The US attorney's Office in Massachusetts, which oversaw talks with the bank, would not confirm the amount.
But it said in a tweet that it had reached an agreement in principle with RBS and some of its affiliates "to settle potential civil claims to RBS's structuring and sale of residential mortgage-backed securities issued b/w 2005 & 2008."
Other details were still being worked out before a final settlement could be announced, according to the prosecutors
This was the last in a series of lawsuits brought against RBS by the US Justice Department.
RBS, once the world's largest bank, had to be rescued by British government during the global financial crisis.

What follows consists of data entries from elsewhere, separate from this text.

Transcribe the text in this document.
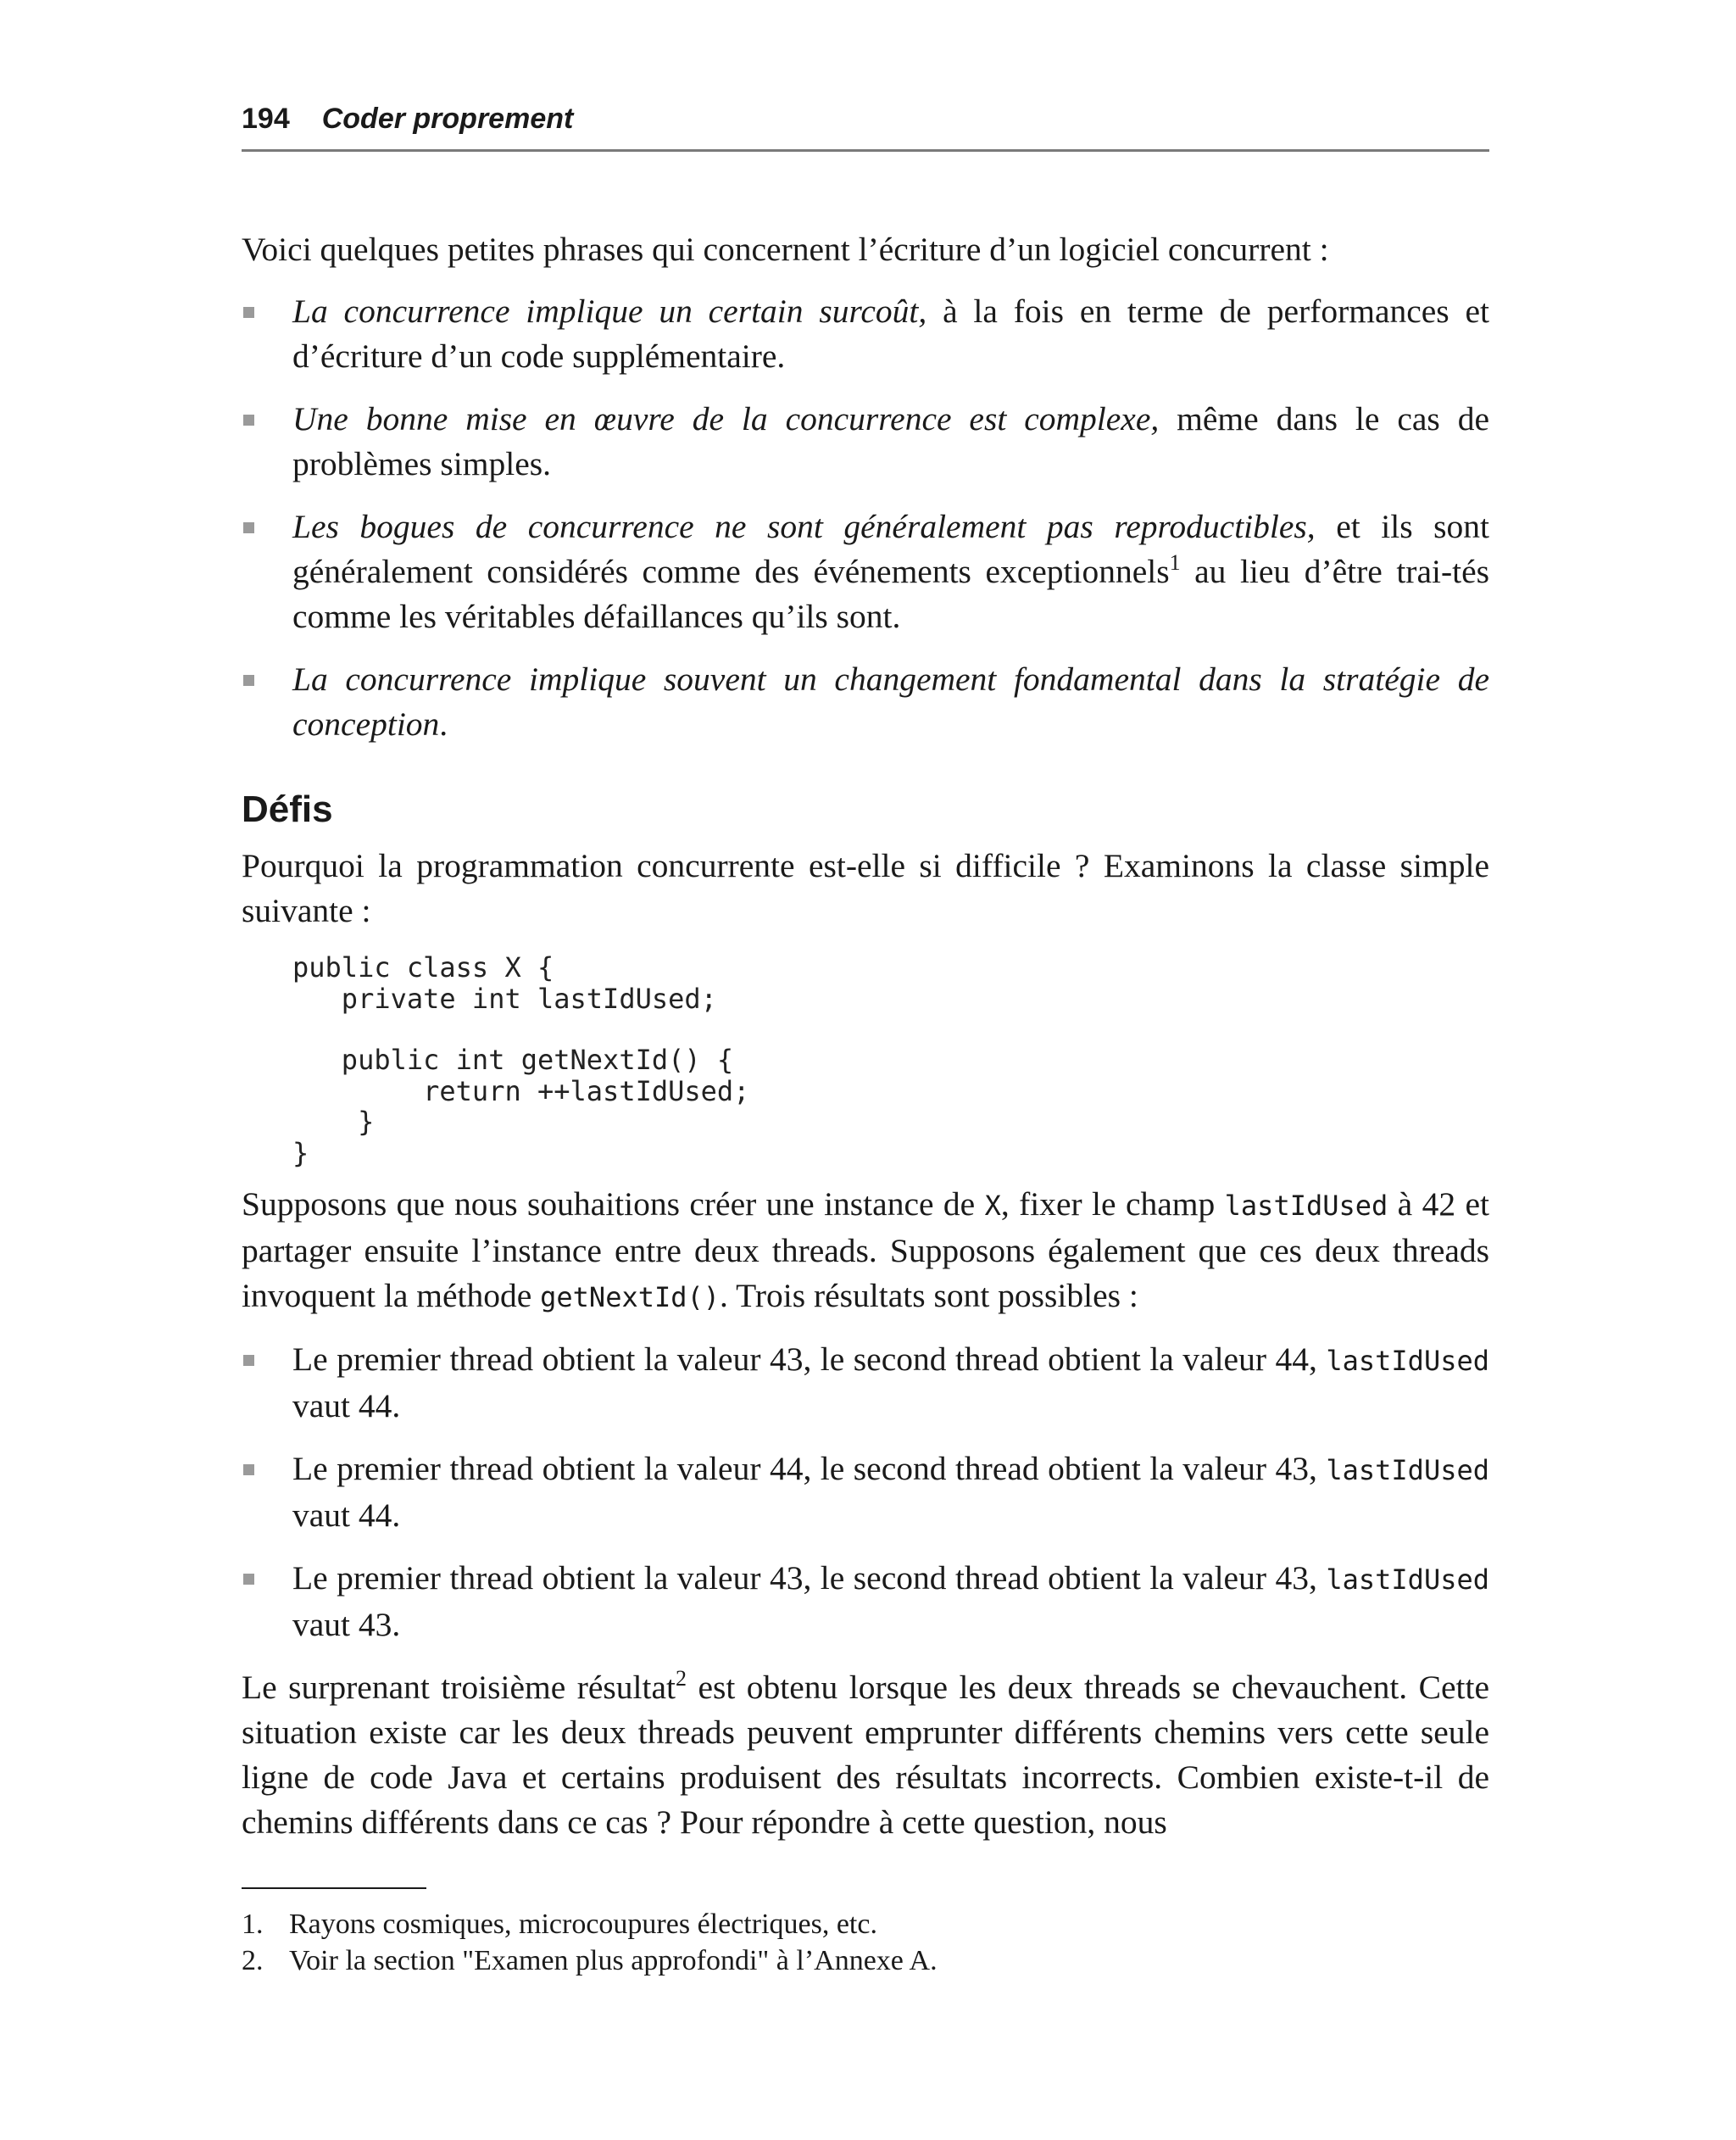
194 Coder proprement

Voici quelques petites phrases qui concernent l’écriture d’un logiciel concurrent :

La concurrence implique un certain surcoût, à la fois en terme de performances et d’écriture d’un code supplémentaire.
Une bonne mise en œuvre de la concurrence est complexe, même dans le cas de problèmes simples.
Les bogues de concurrence ne sont généralement pas reproductibles, et ils sont généralement considérés comme des événements exceptionnels$^1$ au lieu d’être trai-tés comme les véritables défaillances qu’ils sont.
La concurrence implique souvent un changement fondamental dans la stratégie de conception.
Défis

Pourquoi la programmation concurrente est-elle si difficile ? Examinons la classe simple suivante :

public class X {
private int lastIdUsed;
public int getNextId() {
return ++lastIdUsed;
}
}

Supposons que nous souhaitions créer une instance de X, fixer le champ lastIdUsed à 42 et partager ensuite l’instance entre deux threads. Supposons également que ces deux threads invoquent la méthode getNextId(). Trois résultats sont possibles :

Le premier thread obtient la valeur 43, le second thread obtient la valeur 44, lastIdUsed vaut 44.
Le premier thread obtient la valeur 44, le second thread obtient la valeur 43, lastIdUsed vaut 44.
Le premier thread obtient la valeur 43, le second thread obtient la valeur 43, lastIdUsed vaut 43.

Le surprenant troisième résultat$^2$ est obtenu lorsque les deux threads se chevauchent. Cette situation existe car les deux threads peuvent emprunter différents chemins vers cette seule ligne de code Java et certains produisent des résultats incorrects. Combien existe-t-il de chemins différents dans ce cas ? Pour répondre à cette question, nous

1. Rayons cosmiques, microcoupures électriques, etc.
2. Voir la section "Examen plus approfondi" à l’Annexe A.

Like other banks, RBS packaged toxic subprime mortgages into risky financial derivatives and sold them to customers, a practice that helped trigger the 2008 housing meltdown.
RBS had already set aside a huge pot of money for fines linked to its behavior leading up to the crisis.
The British government, which ended up owning 71 percent of RBS, will now more easily proceed with the bank's privatization.
RBS had already been fined several times by other US government agencies because of its sales of subprime-based financial products.